How should I read the school number? Should I say
1) school five two three
2) school five twenty-three
3) school five hundred and twenty-three
... or some other way?
I graduated from school 523.
How should I read the school number? Should I say
1) school five two three
2) school five twenty-three
3) school five hundred and twenty-three
... or some other way?
If you have a bad connection, "five two three". That's a somewhat general rule for any number if it might be difficult to understand: say the individual digits.
Generally, numbers above 100 have some digits said individually, or grouped in pairs. So one would usually say "I went to PS [public school] five twenty-three." Or, "...fifty-five twenty-three" (5523). "...five fifty-five twenty-three" (55523) and so on.
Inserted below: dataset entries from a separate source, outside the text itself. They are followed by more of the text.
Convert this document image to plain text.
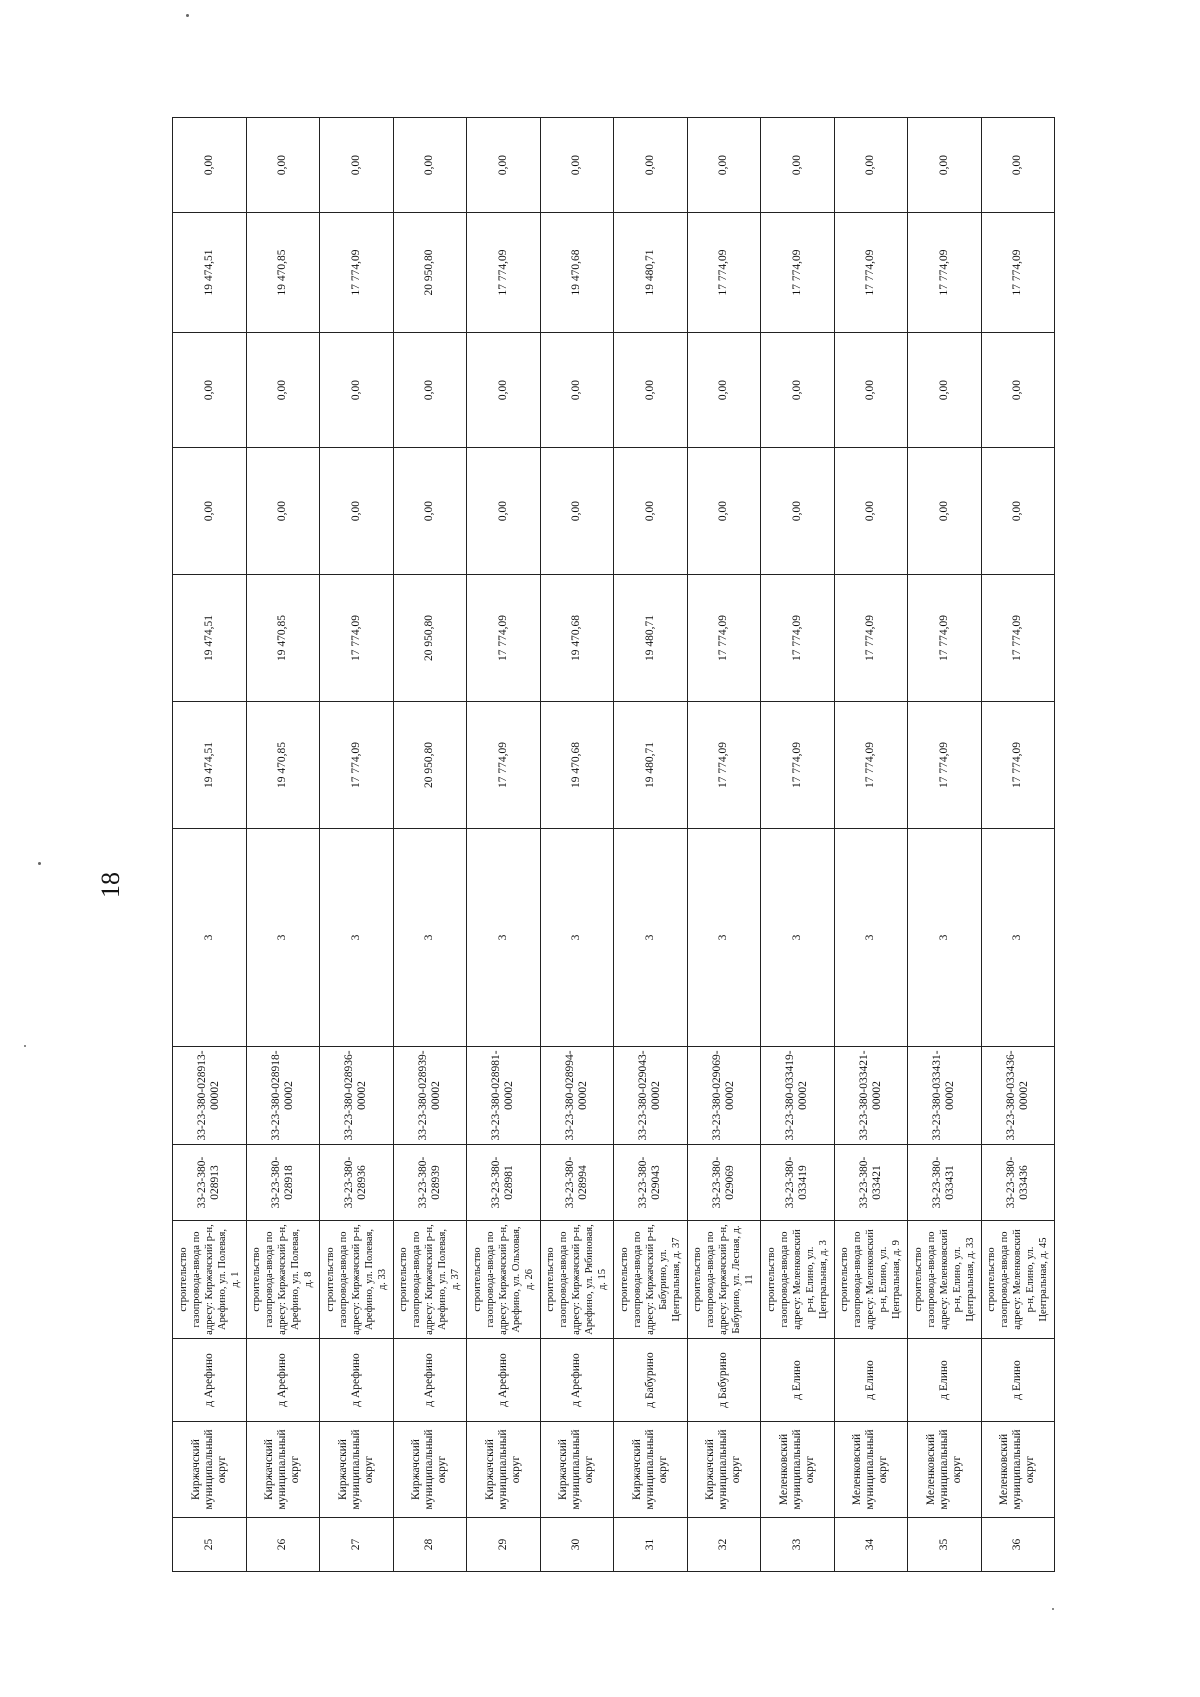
18
25	Киржачский муниципальный округ	д Арефино	строительство газопровода-ввода по адресу: Киржачский р-н, Арефино, ул. Полевая, д. 1	33-23-380-028913	33-23-380-028913-00002	3	19 474,51	19 474,51	0,00	0,00	19 474,51	0,00
26	Киржачский муниципальный округ	д Арефино	строительство газопровода-ввода по адресу: Киржачский р-н, Арефино, ул. Полевая, д. 8	33-23-380-028918	33-23-380-028918-00002	3	19 470,85	19 470,85	0,00	0,00	19 470,85	0,00
27	Киржачский муниципальный округ	д Арефино	строительство газопровода-ввода по адресу: Киржачский р-н, Арефино, ул. Полевая, д. 33	33-23-380-028936	33-23-380-028936-00002	3	17 774,09	17 774,09	0,00	0,00	17 774,09	0,00
28	Киржачский муниципальный округ	д Арефино	строительство газопровода-ввода по адресу: Киржачский р-н, Арефино, ул. Полевая, д. 37	33-23-380-028939	33-23-380-028939-00002	3	20 950,80	20 950,80	0,00	0,00	20 950,80	0,00
29	Киржачский муниципальный округ	д Арефино	строительство газопровода-ввода по адресу: Киржачский р-н, Арефино, ул. Ольховая, д. 26	33-23-380-028981	33-23-380-028981-00002	3	17 774,09	17 774,09	0,00	0,00	17 774,09	0,00
30	Киржачский муниципальный округ	д Арефино	строительство газопровода-ввода по адресу: Киржачский р-н, Арефино, ул. Рябиновая, д. 15	33-23-380-028994	33-23-380-028994-00002	3	19 470,68	19 470,68	0,00	0,00	19 470,68	0,00
31	Киржачский муниципальный округ	д Бабурино	строительство газопровода-ввода по адресу: Киржачский р-н, Бабурино, ул. Центральная, д. 37	33-23-380-029043	33-23-380-029043-00002	3	19 480,71	19 480,71	0,00	0,00	19 480,71	0,00
32	Киржачский муниципальный округ	д Бабурино	строительство газопровода-ввода по адресу: Киржачский р-н, Бабурино, ул. Лесная, д. 11	33-23-380-029069	33-23-380-029069-00002	3	17 774,09	17 774,09	0,00	0,00	17 774,09	0,00
33	Меленковский муниципальный округ	д Елино	строительство газопровода-ввода по адресу: Меленковский р-н, Елино, ул. Центральная, д. 3	33-23-380-033419	33-23-380-033419-00002	3	17 774,09	17 774,09	0,00	0,00	17 774,09	0,00
34	Меленковский муниципальный округ	д Елино	строительство газопровода-ввода по адресу: Меленковский р-н, Елино, ул. Центральная, д. 9	33-23-380-033421	33-23-380-033421-00002	3	17 774,09	17 774,09	0,00	0,00	17 774,09	0,00
35	Меленковский муниципальный округ	д Елино	строительство газопровода-ввода по адресу: Меленковский р-н, Елино, ул. Центральная, д. 33	33-23-380-033431	33-23-380-033431-00002	3	17 774,09	17 774,09	0,00	0,00	17 774,09	0,00
36	Меленковский муниципальный округ	д Елино	строительство газопровода-ввода по адресу: Меленковский р-н, Елино, ул. Центральная, д. 45	33-23-380-033436	33-23-380-033436-00002	3	17 774,09	17 774,09	0,00	0,00	17 774,09	0,00
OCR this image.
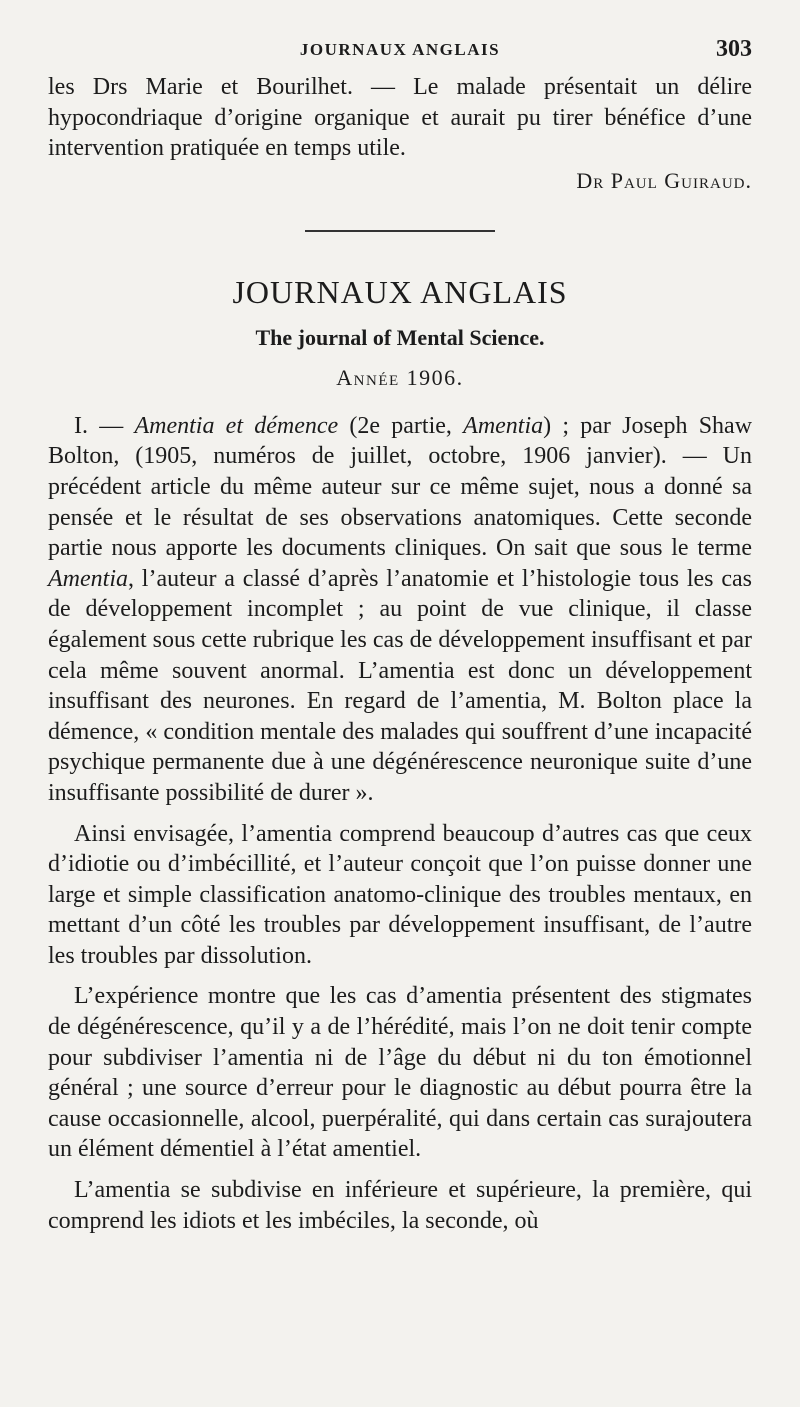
JOURNAUX ANGLAIS	303

les Drs Marie et Bourilhet. — Le malade présentait un délire hypocondriaque d’origine organique et aurait pu tirer bénéfice d’une intervention pratiquée en temps utile.

Dr Paul Guiraud.
JOURNAUX ANGLAIS
The journal of Mental Science.
Année 1906.

I. — Amentia et démence (2e partie, Amentia) ; par Joseph Shaw Bolton, (1905, numéros de juillet, octobre, 1906 janvier). — Un précédent article du même auteur sur ce même sujet, nous a donné sa pensée et le résultat de ses observations anatomiques. Cette seconde partie nous apporte les documents cliniques. On sait que sous le terme Amentia, l’auteur a classé d’après l’anatomie et l’histologie tous les cas de développement incomplet ; au point de vue clinique, il classe également sous cette rubrique les cas de développement insuffisant et par cela même souvent anormal. L’amentia est donc un développement insuffisant des neurones. En regard de l’amentia, M. Bolton place la démence, « condition mentale des malades qui souffrent d’une incapacité psychique permanente due à une dégénérescence neuronique suite d’une insuffisante possibilité de durer ».

Ainsi envisagée, l’amentia comprend beaucoup d’autres cas que ceux d’idiotie ou d’imbécillité, et l’auteur conçoit que l’on puisse donner une large et simple classification anatomo-clinique des troubles mentaux, en mettant d’un côté les troubles par développement insuffisant, de l’autre les troubles par dissolution.

L’expérience montre que les cas d’amentia présentent des stigmates de dégénérescence, qu’il y a de l’hérédité, mais l’on ne doit tenir compte pour subdiviser l’amentia ni de l’âge du début ni du ton émotionnel général ; une source d’erreur pour le diagnostic au début pourra être la cause occasionnelle, alcool, puerpéralité, qui dans certain cas surajoutera un élément démentiel à l’état amentiel.

L’amentia se subdivise en inférieure et supérieure, la première, qui comprend les idiots et les imbéciles, la seconde, où
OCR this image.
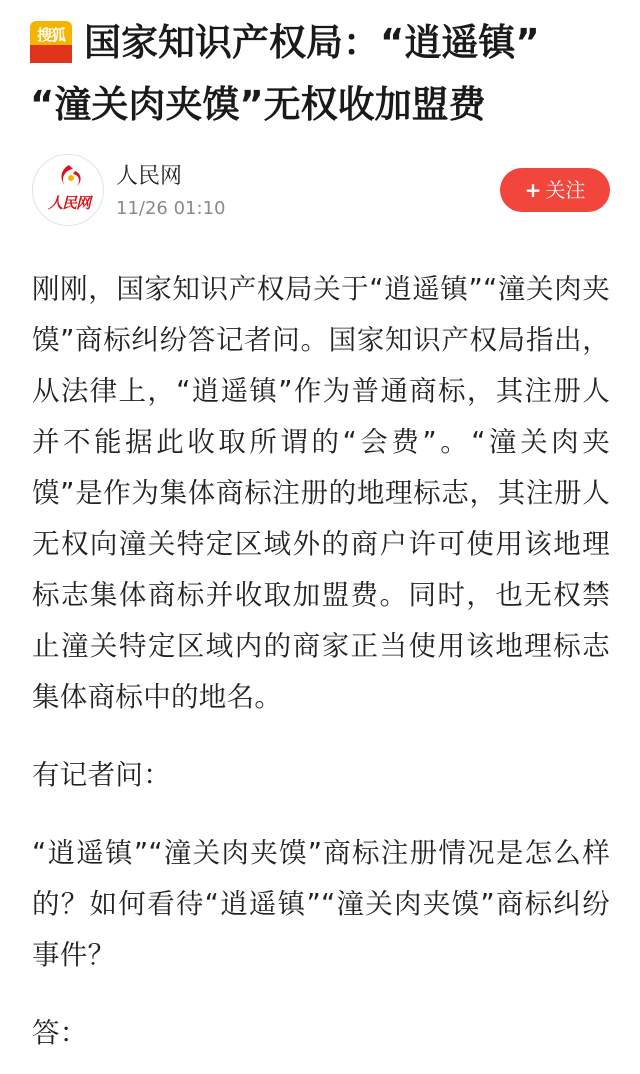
搜狐 国家知识产权局：“逍遥镇”
“潼关肉夹馍”无权收加盟费
人民网
人民网
11/26 01:10
+ 关注

刚刚，国家知识产权局关于“逍遥镇”“潼关肉夹馍”商标纠纷答记者问。国家知识产权局指出，从法律上，“逍遥镇”作为普通商标，其注册人并不能据此收取所谓的“会费”。“潼关肉夹馍”是作为集体商标注册的地理标志，其注册人无权向潼关特定区域外的商户许可使用该地理标志集体商标并收取加盟费。同时，也无权禁止潼关特定区域内的商家正当使用该地理标志集体商标中的地名。

有记者问：

“逍遥镇”“潼关肉夹馍”商标注册情况是怎么样的？如何看待“逍遥镇”“潼关肉夹馍”商标纠纷事件？

答：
Avoid saying the word "hundred" or "thousand", if possible. [EDIT] One exception to that: for numbers where there are no more than 2 leading digits followed by zeros, people frequently do say "hundred" or "thousand", "million", etc: "eleven hundred", "twenty-five thousand", "four million", "7 billion".
The reason for that is that, cognitively, it takes us longer to "figure out" a large number when expressed as one unit ("fifty-five thousand, five hundred and twenty-three") than when chunked ("five fifty-five twenty-three") (see, e.g., https://en.wikipedia.org/wiki/Chunking_(psychology))
How to express numbers with 6 or more digits is less well-defined.